Proteomic-based identification of injury-specific patterns of biomarkers in rotational and penetrating TBI
Conference poster, 2010
Background: Traumatic Brain Injury (TBI) biomarkers would be highly valuable in the diagnosis of various forms of TBI and also in evaluation and treatment of TBI patients and may even provide prediction of outcome of the future impairments of the patients. Here we use proteomics to investigate the temporal changes of chosen proteins in serum and brain in 2 different animal TBI models.

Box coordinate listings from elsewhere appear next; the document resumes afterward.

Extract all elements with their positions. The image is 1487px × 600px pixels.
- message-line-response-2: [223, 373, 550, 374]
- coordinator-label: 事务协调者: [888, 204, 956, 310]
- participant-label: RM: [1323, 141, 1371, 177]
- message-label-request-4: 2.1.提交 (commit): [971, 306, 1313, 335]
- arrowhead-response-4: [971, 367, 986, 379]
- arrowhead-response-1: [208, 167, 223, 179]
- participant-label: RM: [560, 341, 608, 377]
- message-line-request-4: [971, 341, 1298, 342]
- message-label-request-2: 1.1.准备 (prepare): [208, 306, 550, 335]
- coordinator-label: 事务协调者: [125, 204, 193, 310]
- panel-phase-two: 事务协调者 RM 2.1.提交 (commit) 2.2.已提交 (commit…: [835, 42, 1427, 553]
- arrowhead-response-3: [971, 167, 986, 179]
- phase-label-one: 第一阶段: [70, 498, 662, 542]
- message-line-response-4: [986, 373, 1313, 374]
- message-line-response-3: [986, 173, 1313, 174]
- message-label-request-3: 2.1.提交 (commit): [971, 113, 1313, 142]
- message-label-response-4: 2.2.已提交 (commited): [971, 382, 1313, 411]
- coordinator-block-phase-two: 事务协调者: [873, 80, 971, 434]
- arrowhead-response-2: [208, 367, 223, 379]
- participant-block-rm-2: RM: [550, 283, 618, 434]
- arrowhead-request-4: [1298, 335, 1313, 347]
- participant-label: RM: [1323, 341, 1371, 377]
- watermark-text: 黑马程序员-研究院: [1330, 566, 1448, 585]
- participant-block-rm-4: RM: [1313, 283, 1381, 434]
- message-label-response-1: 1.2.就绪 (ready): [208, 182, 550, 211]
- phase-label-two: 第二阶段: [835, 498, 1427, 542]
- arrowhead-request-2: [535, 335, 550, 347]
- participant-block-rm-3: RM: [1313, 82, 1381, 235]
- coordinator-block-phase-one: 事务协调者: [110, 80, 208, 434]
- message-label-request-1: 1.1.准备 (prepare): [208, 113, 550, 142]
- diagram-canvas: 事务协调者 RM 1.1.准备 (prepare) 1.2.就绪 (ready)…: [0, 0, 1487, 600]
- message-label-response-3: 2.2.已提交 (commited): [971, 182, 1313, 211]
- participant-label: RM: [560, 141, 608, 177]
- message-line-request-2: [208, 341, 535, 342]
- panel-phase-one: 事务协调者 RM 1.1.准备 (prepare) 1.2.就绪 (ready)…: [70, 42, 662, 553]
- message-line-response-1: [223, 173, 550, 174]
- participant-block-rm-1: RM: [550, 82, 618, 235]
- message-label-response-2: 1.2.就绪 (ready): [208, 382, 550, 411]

Methods: The first model is a controlled penetration of 2 mm thick needle shaped object, which is accelerated with a bullet from air gun or a pendulum, pen-TBI. In the second model where we produce diffuse axonal injury, the animal is subjected to high-speed sagittal rotation acceleration, rot-TBI. The rats were sacrificed 1 day, 3 days and 14 days post injury. We used 30rats, 15rats in each model, 5 rats for each timepoint where 2 of these where sham, these results were compared with values from normal rats. The FC (FC) and HC (HC) were extracted in addition to serum samples. The tissue extractions were analyzed with reverse capture antibody based proteomics for N-cadherin, S-100B, Tau, NSE, NF200, TNF-a, MBP, BDNF, C3, C9, C5b9,
Results: In brain significant changes could be seen in N-cadherin in HC in pen-TBI on day 1, BDNF showed a peak in rot-TBI on day 1 while in pen-TBI the peak was after 14 days. C3 increased significantly in the HC of rot-TBI at day 1. C9 increased significantly in rot-TBI both in FC and HC on day 3 and day1 and 3 respectively. C5b9 had its peak in HC in rot-TBI on day 1 but in pen-TBI at day14. N-cadherin in serum of rot-TBI showed a significant increase in day 1 and 14 with a nadir at day3. The pattern was different in pen-TBI where there was an increase at all timepoint with increase overtime. Tau in serum was significantly increased uniformly at all time points in both models. TNF-a was also increased at all timepoints but in rot-TBI it decreased by day 14. S-100B showed no significant change in rot-TBI while in pen-TBI it was significantly increased at all timepoints. NSE in rot-TBI had a peak at day 1 and declined but in pen-TBI there was a nadir at day 3 and the peak was reached by day14. Similar pattern was seen in NF200. MBP was increased at all timepoints with a peak at day 3 in both models. C3 was increased at all timepoints but in pen-TBI it had a peak in day 3. C9 in rot-TBI increased significantly at day 3 and 14 while in pen-TBI it increased from day1 till day 14. C5b9 was significantly increased at all timepoints in both models however in rot-TBI it increased overtime while in pen-TBI it had a peak on day 14.
Conclusion: To the best of our knowledge these are the first results showing TBI – type specific changes in different proteins that can be considered as future biomarkers.